L’ancienne forme de cette protection remonterait à l’Althing, le parlement islandais, qui aurait adopté en 982 apr. J.-C. une loi empêchant l’importation d’autres races de chevaux sur l’île.[1] La règle moderne conserve la même fermeté : les chevaux venus de l’extérieur n’entrent pas, et les chevaux islandais qui ont séjourné à l’étranger ne reviennent pas.[2]
Ce que l’Islande cherche à protéger
Sur le sol islandais, la race est encore utilisée pour le gardiennage traditionnel des moutons, ainsi que pour l’équitation de loisir, les présentations et les courses.[2] De nombreux chevaux islandais peuvent aussi pratiquer le tölt, une allure amblée particulièrement souple, et certains maîtrisent le pas volant, en plus du pas, du trot, du petit galop ou du galop communs aux autres races.[2]
Ces qualités ont rendu le cheval populaire à l’étranger. D’importantes populations de chevaux islandais existent aujourd’hui en Europe et en Amérique du Nord, loin des paysages qui ont façonné la race.[2] L’exportation est autorisée. Le retour ne l’est pas. Le même animal qui porte le nom de l’Islande dans les carrières étrangères est considéré, après son départ, comme une voie possible de réintroduction de maladies dans le pays.

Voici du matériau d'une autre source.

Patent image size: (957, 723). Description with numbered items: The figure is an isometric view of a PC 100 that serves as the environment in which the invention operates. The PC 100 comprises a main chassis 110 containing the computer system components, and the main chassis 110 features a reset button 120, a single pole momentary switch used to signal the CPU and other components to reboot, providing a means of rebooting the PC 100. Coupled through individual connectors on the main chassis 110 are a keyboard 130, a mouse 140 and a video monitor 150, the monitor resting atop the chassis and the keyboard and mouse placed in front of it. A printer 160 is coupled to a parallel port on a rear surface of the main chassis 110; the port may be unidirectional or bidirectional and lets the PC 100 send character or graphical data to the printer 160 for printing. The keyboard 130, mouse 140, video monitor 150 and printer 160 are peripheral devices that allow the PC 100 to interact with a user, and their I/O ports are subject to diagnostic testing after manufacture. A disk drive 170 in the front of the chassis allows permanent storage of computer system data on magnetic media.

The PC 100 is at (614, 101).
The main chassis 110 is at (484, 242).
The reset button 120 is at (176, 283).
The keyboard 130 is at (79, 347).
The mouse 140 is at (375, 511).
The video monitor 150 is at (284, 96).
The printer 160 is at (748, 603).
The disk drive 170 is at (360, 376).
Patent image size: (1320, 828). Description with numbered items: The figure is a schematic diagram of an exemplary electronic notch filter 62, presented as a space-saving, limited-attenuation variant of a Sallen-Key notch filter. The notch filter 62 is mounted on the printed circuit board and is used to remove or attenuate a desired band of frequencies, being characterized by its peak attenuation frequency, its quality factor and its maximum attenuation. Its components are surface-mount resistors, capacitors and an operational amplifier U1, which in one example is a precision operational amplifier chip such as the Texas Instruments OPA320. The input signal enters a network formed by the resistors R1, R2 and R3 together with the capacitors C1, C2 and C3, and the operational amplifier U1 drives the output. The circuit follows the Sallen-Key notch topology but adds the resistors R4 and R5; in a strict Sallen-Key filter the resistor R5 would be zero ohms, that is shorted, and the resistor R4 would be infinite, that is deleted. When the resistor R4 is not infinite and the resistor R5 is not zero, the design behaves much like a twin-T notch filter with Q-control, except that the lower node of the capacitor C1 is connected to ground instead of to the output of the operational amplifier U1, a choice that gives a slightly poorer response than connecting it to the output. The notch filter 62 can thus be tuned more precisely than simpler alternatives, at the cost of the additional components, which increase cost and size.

Même les petits objets qui entourent un cheval peuvent compter. Le matériel d’équitation et les équipements utilisés hors d’Islande peuvent être soumis à des règles, car ils sont susceptibles de transporter des agents pathogènes provenant d’autres environnements équins.[3] Dans ce système, une selle, une bride ou une paire de bottes n’est pas seulement du matériel. C’est quelque chose qui a peut-être été en contact avec une autre écurie, un autre animal, un autre pays.
La règle du sens unique relève donc moins d’un idéal romantique de pureté que d’une frontière permanente tracée autour du risque. L’Islande ne demande pas si un cheval qui reviendrait a l’air en bonne santé, s’il a autrefois appartenu à ce pays ou s’il a une grande valeur. Le simple fait d’avoir été exposé suffit.
Quelque part en Europe ou en Amérique du Nord, un cheval islandais peut encore avancer au rythme souple du tölt, portant son cavalier sur une terre étrangère.[3] Il reste islandais par son corps, ses allures et son nom. De l’autre côté de l’océan, la porte derrière lui demeure fermée.